Dal trading immobiliare al Brunello, per inseguire una passione giovanile: la storia di San Filippo

Fino ai primi anni Duemila Roberto Giannelli, fiorentino, si occupava di trading immobiliare. Il mondo del vino lo aveva accarezzato quando, con gli amici, aveva visitato alcune cantine, soprattutto nel Chianti. Poi, nel 2003, una coincidenza lo portò per la prima volta a Montalcino. “Mi avevano chiesto un parere per immettere sul mercato l’azienda San Filippo, se conoscevo qualcuno interessato a rilevarla – racconta Giannelli – e alla fine mi sono deciso a comprarla io. Certo, non è stato uno scherzo. Avevo 37 anni e parliamo di una proprietà di 22 ettari di cui 10 vitati. Ma il sistema bancario a quel tempo ti aiutava, ho avuto il supporto di alcuni produttori. E poi, semplicemente, mi ero innamorato di Montalcino. Così ho ceduto le mie partecipazioni e mi sono lanciato nel mondo del vino, misurandomi con uno dei territori enoici più prestigiosi”.

La situazione, inizialmente, non era delle migliori. “L’azienda era bellissima, per come era posizionata e per il valore dei vigneti. Ma il vecchio proprietario era morto da due anni e la gestione non dico che fosse ferma ma quasi. L’ho risollevata attraverso nuovi investimenti, sia in campagna che in cantina e, piano piano, anno dopo anno, è stata portata al livello che merita”.

San Filippo, azienda bio dal 2013, conta 22 ettari tra bosco, oliveto e 10 ettari vitati di cui 5,5 a Brunello e 2,5 a Rosso di Montalcino, per una produzione annua di 15.000 bottiglie di Rosso di Montalcino e 25-27.000 di Brunello tra annata, Riserva (3.000 bottiglie, negli anni migliori) e il cru, il Brunello di Montalcino Le Lucère, che proviene “da vigneti che godono di un’esposizione eccezionale, all’interno di un anfiteatro boschivo, in un terreno sedimentoso, sabbioso e con zone di galestro”.

L’export vale l’80% e i vini di San Filippo sono presenti in ben 27 Paesi del mondo. “Gli Usa sono il nostro mercato più importante, seguiti da Asia ed Europa. C’è una buona ripartizione e sono anni che sta andando molto bene. Abbiamo registrato un trend di crescita qualitativa e di immagine molto marcato. Il 2020 siamo riusciti a superarlo in modo positivo, non abbiamo avuto ripercussioni negative”.
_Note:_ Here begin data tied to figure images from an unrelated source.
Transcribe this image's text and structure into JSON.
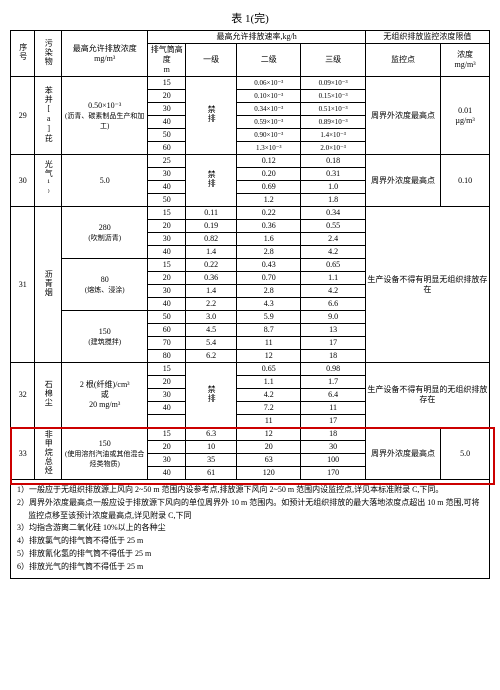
{
  "title": "表 1(完)",
  "header": {
    "seq": "序号",
    "pollutant": "污染物",
    "maxConc": "最高允许排放浓度",
    "maxConcUnit": "mg/m³",
    "rateGroup": "最高允许排放速率,kg/h",
    "unorgGroup": "无组织排放监控浓度限值",
    "stackH": "排气筒高度",
    "stackHUnit": "m",
    "l1": "一级",
    "l2": "二级",
    "l3": "三级",
    "monPt": "监控点",
    "conc": "浓度",
    "concUnit": "mg/m³"
  },
  "rows": {
    "r29": {
      "seq": "29",
      "pollutant": "苯并[a]芘",
      "conc": "0.50×10⁻³",
      "concNote": "(沥青、碳素制品生产和加工)",
      "h": [
        "15",
        "20",
        "30",
        "40",
        "50",
        "60"
      ],
      "l1": "禁排",
      "l2": [
        "0.06×10⁻³",
        "0.10×10⁻³",
        "0.34×10⁻³",
        "0.59×10⁻³",
        "0.90×10⁻³",
        "1.3×10⁻³"
      ],
      "l3": [
        "0.09×10⁻³",
        "0.15×10⁻³",
        "0.51×10⁻³",
        "0.89×10⁻³",
        "1.4×10⁻³",
        "2.0×10⁻³"
      ],
      "mon": "周界外浓度最高点",
      "limit": "0.01",
      "limitUnit": "µg/m³"
    },
    "r30": {
      "seq": "30",
      "pollutant": "光气¹⁾",
      "conc": "5.0",
      "h": [
        "25",
        "30",
        "40",
        "50"
      ],
      "l1": "禁排",
      "l2": [
        "0.12",
        "0.20",
        "0.69",
        "1.2"
      ],
      "l3": [
        "0.18",
        "0.31",
        "1.0",
        "1.8"
      ],
      "mon": "周界外浓度最高点",
      "limit": "0.10"
    },
    "r31": {
      "seq": "31",
      "pollutant": "沥青烟",
      "c1": "280",
      "c1n": "(吹制沥青)",
      "c2": "80",
      "c2n": "(熔炼、浸涂)",
      "c3": "150",
      "c3n": "(建筑搅拌)",
      "h": [
        "15",
        "20",
        "30",
        "40",
        "15",
        "20",
        "30",
        "40",
        "50",
        "60",
        "70",
        "80"
      ],
      "l1": [
        "0.11",
        "0.19",
        "0.82",
        "1.4",
        "0.22",
        "0.36",
        "1.4",
        "2.2",
        "3.0",
        "4.5",
        "5.4",
        "6.2"
      ],
      "l2": [
        "0.22",
        "0.36",
        "1.6",
        "2.8",
        "0.43",
        "0.70",
        "2.8",
        "4.3",
        "5.9",
        "8.7",
        "11",
        "12"
      ],
      "l3": [
        "0.34",
        "0.55",
        "2.4",
        "4.2",
        "0.65",
        "1.1",
        "4.2",
        "6.6",
        "9.0",
        "13",
        "17",
        "18"
      ],
      "mon": "生产设备不得有明显无组织排放存在"
    },
    "r32": {
      "seq": "32",
      "pollutant": "石棉尘",
      "conc1": "2 根(纤维)/cm³",
      "concOr": "或",
      "conc2": "20 mg/m³",
      "h": [
        "15",
        "20",
        "30",
        "40",
        ""
      ],
      "l1": "禁排",
      "l2": [
        "0.65",
        "1.1",
        "4.2",
        "7.2",
        "11"
      ],
      "l3": [
        "0.98",
        "1.7",
        "6.4",
        "11",
        "17"
      ],
      "mon": "生产设备不得有明显的无组织排放存在"
    },
    "r33": {
      "seq": "33",
      "pollutant": "非甲烷总烃",
      "conc": "150",
      "concNote": "(使用溶剂汽油或其他混合烃类物质)",
      "h": [
        "15",
        "20",
        "30",
        "40"
      ],
      "l1": [
        "6.3",
        "10",
        "35",
        "61"
      ],
      "l2": [
        "12",
        "20",
        "63",
        "120"
      ],
      "l3": [
        "18",
        "30",
        "100",
        "170"
      ],
      "mon": "周界外浓度最高点",
      "limit": "5.0"
    }
  },
  "notes": {
    "n1": "1）一般应于无组织排放源上风向 2~50 m 范围内设参考点,排放源下风向 2~50 m 范围内设监控点,详见本标准附录 C,下同。",
    "n2": "2）周界外浓度最高点一般应设于排放源下风向的单位周界外 10 m 范围内。如预计无组织排放的最大落地浓度点超出 10 m 范围,可将监控点移至该预计浓度最高点,详见附录 C,下同",
    "n3": "3）均指含游离二氧化硅 10%以上的各种尘",
    "n4": "4）排放氯气的排气筒不得低于 25 m",
    "n5": "5）排放氰化氢的排气筒不得低于 25 m",
    "n6": "6）排放光气的排气筒不得低于 25 m"
  },
  "colors": {
    "border": "#000000",
    "highlight": "#cc0000",
    "bg": "#ffffff"
  }
}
Il futuro sarà sempre più improntato sui vigneti. “Credo molto nella parcellizzazione – conclude Giannelli – questo è un territorio straordinario, adesso è in grado di compiere quell’ulteriore salto di qualità e si può fare con la parcellizzazione. Parlando con i clienti e i collezionisti emerge la richiesta di far capire che Montalcino non è un’unica cosa, ma tante cose messe insieme, tutte di altissimo livello. È il momento di seguire l’esempio di Barolo, intrapreso anche nel Chianti Classico. Ci sono tanti modi per iniziare il percorso. Si potrebbe suddividere inizialmente il territorio in macro-aree, per poi parcellizzare le varie zone. Sarebbe un valore aggiunto e, a beneficiarne, sarebbero tutti i produttori, perché non c’è una zona che riscontrerebbe conseguenze negative”.